Re: URLs and internationalization

Martin J. Duerst (
Thu, 26 Dec 1996 19:46:03 +0100 (MET)

Date: Thu, 26 Dec 1996 19:46:03 +0100 (MET)
From: "Martin J. Duerst" <>
To: Larry Masinter <>
Subject: Re: URLs and internationalization
In-Reply-To: <96Dec26.011608pst."2694">
Message-Id: <Pine.SUN.3.95.961226192254.245N-100000@enoshima>

Hello Larry - Many thanks for your great work.

I did not have time to analyse the resulting text with all details
(I am just in the office between two weeks of vacation and some
other urgent work, and with a heavy cold), but I am very glad to
see the changes you have made. Below are some small comments.

As for "omission", I think it can be a good idea in many cases,
but it can also be very dangerous. It lets various peoples believe
different things without becomming aware of their different
interpretations. So I hope we don't omit too much.

> I think I've managed, with only a little circumlocution, to
> reintroduce the 'octet' terminology.

Very good. Makes things much clearer.

> >    The 8-bit coded character set of the octet must be a superset of the
> >    US-ASCII coded character set, such that the US-ASCII characters have
> >    the same escaped encoding regardless of the larger octet character
> >    set.
> I dropped this entire section; I agree that there are some URL schemes
> where there is no coded character set at all.

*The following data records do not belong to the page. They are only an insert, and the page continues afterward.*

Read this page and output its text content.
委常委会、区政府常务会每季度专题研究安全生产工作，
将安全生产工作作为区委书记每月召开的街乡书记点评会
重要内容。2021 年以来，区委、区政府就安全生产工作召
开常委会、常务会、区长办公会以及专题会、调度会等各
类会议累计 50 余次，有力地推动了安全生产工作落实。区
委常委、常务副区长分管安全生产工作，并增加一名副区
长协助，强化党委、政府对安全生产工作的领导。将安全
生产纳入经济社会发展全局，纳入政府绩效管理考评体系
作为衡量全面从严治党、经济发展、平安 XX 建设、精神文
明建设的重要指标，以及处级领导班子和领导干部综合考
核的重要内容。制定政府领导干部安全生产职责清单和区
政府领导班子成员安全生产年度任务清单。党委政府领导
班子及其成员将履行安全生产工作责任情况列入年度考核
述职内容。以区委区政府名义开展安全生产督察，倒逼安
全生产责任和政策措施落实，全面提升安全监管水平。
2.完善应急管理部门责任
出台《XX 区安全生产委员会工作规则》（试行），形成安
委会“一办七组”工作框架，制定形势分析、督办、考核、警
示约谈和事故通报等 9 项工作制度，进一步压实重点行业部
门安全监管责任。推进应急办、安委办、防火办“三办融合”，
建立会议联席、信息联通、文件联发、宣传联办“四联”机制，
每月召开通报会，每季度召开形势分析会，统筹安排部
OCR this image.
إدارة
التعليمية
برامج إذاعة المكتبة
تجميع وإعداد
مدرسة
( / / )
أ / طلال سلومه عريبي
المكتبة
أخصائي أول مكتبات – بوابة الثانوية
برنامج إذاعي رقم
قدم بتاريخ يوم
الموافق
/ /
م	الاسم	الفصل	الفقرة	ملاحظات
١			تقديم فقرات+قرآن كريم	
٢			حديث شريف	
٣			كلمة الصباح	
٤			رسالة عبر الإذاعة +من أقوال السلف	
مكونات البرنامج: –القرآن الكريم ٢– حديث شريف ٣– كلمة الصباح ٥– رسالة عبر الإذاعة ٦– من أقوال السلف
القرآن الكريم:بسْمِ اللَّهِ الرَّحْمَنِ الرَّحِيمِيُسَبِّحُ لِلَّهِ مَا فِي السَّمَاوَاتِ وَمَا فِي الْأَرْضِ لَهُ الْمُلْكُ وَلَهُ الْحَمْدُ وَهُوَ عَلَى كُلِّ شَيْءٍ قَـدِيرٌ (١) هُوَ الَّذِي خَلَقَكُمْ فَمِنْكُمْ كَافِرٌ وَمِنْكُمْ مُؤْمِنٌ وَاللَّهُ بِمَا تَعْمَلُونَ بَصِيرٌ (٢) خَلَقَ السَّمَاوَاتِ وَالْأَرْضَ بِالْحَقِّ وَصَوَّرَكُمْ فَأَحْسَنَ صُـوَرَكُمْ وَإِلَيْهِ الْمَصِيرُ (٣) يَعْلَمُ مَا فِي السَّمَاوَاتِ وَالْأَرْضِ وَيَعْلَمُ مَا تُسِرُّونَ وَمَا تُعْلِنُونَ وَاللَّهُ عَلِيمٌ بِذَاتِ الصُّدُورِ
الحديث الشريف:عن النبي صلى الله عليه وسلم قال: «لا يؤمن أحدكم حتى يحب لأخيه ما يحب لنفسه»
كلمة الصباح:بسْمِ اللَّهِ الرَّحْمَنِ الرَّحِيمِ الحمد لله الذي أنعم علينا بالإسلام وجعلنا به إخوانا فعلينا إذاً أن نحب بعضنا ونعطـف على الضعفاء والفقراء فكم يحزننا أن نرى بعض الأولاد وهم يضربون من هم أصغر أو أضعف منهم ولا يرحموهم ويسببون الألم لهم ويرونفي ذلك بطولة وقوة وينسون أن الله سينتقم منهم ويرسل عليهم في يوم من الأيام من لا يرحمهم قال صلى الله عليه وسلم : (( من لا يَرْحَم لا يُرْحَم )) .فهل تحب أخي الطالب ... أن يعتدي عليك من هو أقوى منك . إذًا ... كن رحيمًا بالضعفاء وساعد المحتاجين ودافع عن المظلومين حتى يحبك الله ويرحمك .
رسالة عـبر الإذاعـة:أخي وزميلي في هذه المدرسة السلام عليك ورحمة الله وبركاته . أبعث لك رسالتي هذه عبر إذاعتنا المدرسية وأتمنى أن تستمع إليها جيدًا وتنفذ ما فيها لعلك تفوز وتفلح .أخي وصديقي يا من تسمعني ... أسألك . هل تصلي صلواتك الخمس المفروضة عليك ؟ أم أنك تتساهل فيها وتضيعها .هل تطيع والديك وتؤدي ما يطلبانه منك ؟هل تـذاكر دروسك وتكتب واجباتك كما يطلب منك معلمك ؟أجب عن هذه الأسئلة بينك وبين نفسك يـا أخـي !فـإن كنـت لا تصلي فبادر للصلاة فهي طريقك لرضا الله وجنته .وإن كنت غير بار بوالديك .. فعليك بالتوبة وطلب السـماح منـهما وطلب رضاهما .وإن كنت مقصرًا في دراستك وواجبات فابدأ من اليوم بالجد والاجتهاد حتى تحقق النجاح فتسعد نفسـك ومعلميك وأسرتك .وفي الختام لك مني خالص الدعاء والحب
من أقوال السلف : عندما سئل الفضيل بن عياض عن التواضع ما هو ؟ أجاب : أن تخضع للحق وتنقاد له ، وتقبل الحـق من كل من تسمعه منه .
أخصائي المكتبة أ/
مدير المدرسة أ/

> I dropped section 6 since 'adding new URL schemes' will be a separate
> document.


> I didn't change "URL Reference" to "URL" and "URL" to something else,
> since that would be too extensive a change. I'm still willing to
> consider doing so.

Without any support from others in the group, changing terminology
is clearly too much work. As I said earlier, there is an easier way
to deal with the issue. I think the forward references you have put
in are good enough.

>   2. URL Characters and Character Escaping
> !    All URLs consist of a restricted set of characters, chosen
> !    primarily to aid transcribability and usability both in computer
> !    systems and in non-computer communications. In addition, characters
> !    used conventionally as delimiters around URLs were excluded.  The
> !    restricted set of characters consists of digits, letters, and a few
> !    graphic symbols corresponding to a subset of the graphic printable
> !    characters of the US-ASCII coded character set [11]; they are
> !    common to most of the character encodings and typing systems
> !    available to Internet users.

Small suggestion: Change "typing systems" to "input systems" or
"input facilities" or "input mechanisms".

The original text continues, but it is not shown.